Der letzte Abschnitt des 5. Kap. wird bezeichnenderweise überschrieben: "Die Septuaginta ­ eine Alternative zur Biblia Hebraica?" M. behandelt darin zunächst den textgeschichtlichen und textkritischen Fragenkomplex, nämlich ob die griechische Übersetzung gegenüber dem hebräischen "Ur-Text" sekundär sei. Er verneint diese Frage mit dem berechtigten Hinweis darauf, daß sich damals erst ein normativer Text der Biblia Hebraica nach und nach herauschälte; der griechische Text beruhe zuweilen auf einem anderen hebräischen Text als dem masoretischen.

Wichtiger ist aber M.s Hinweis auf das Faktum, daß die LXX für die griechisch sprechenden Juden der Diaspora ­ noch einmal: es war die Majorität der Juden! ­ die Biblia Hebraica ersetzte (115: "replaced"). Die LXX wurde so ihre Bibel! Und Analoges gilt für die Autoren des NT. In historischer Sicht wurde nun eben einmal die LXX in einem weit größeren Ausmaß als die Biblia Hebraica das AT des NT! M. faßt seine Überlegungen in zwei Schlußfolgerungen zusammen (118 f.):

"The first is that what we today call the Hebrew Ur-Text, that is, the Masoretic Bible text, was not the solid basis of Old Testament text transmission" ... "It is not possible, if only for historical reasons, to maintain that the Septuagint is merely a translation and thus a secondary witness in relation to the Jewish Bible. As emphasized by Robert Hanhart in particular, the Septuagint is in many respects a theologically outstanding version of the Old Testament, amplifying the religious traditions of Judaism".

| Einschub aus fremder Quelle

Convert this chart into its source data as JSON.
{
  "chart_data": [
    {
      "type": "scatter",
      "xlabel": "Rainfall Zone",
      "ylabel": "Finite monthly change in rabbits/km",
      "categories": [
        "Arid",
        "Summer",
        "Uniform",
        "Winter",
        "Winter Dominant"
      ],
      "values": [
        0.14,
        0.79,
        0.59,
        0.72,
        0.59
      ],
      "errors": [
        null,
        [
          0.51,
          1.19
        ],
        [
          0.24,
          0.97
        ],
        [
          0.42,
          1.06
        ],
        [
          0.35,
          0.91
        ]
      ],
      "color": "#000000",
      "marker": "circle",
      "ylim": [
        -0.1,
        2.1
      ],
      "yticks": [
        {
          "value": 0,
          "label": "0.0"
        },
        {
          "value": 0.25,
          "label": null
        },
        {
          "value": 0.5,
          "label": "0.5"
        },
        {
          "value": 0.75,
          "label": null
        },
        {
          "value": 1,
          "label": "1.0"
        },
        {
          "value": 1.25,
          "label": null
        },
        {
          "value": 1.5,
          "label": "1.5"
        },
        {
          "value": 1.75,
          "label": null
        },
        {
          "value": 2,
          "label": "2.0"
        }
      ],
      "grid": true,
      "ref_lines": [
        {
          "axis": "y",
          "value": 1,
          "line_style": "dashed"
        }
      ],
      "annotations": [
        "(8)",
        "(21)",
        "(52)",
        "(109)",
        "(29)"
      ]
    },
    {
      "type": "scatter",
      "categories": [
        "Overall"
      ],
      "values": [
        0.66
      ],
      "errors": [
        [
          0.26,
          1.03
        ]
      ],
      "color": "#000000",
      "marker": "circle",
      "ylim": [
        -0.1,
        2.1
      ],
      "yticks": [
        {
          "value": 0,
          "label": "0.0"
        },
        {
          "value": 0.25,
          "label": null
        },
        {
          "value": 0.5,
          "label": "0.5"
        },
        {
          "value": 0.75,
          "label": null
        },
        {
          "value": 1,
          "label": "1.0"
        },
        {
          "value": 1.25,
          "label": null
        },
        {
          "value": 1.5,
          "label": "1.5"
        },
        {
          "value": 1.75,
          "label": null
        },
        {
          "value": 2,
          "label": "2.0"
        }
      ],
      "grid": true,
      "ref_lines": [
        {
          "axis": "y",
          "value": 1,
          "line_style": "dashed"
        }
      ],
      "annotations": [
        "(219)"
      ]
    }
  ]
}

Die LXX ist also "eine hervorragende Version des AT"! Ihre Text-Traditionen sind unverzichtbar für die Definition der jüdischen Bibel in den Jahrhunderten um die Geburt Jesu (119). ­ Haben aber die neutestamentlichen Autoren die LXX in gleicher Weise wie die Biblia Hebraica als inspiriert angesehen (so M. mit Pierre Benoit; 120, Anm. 59), war sie somit für sie die Bibel schlechthin ­ ergänzen wir diesen Gedanken: Für die Beurteilung der Geschichte Israels darf der Zeitpunkt der endgültigen Redaktion der Biblia Hebraica nicht gegenüber der übrigen Zeit dieser ca. tausendjährigen Geschichte bevorzugt gesehen werden! ­, ist somit aus der Sicht des NT und somit also aus christlich theologischer Perspektive eine theologische Bevorzugung der Biblia Hebraica gegenüber der LXX durch nichts gerechtfertigt, so ist mit M. zu urteilen, daß es ein "fataler Fehler" war, "to put it (sc. the Septuagint) aside in favour of the Hebrew-Aramaic text" (122). Zitieren wir auch folgende Stelle (122 f.):

"In a biblical theological context we must insist that the Septuagint is at least part of a canon. For, in a Christian theological context, it is historically incorrect to put the Septuagint in brackets when it comes to the question of the Old Testament of the Church. The history of the reception has a significance of its own".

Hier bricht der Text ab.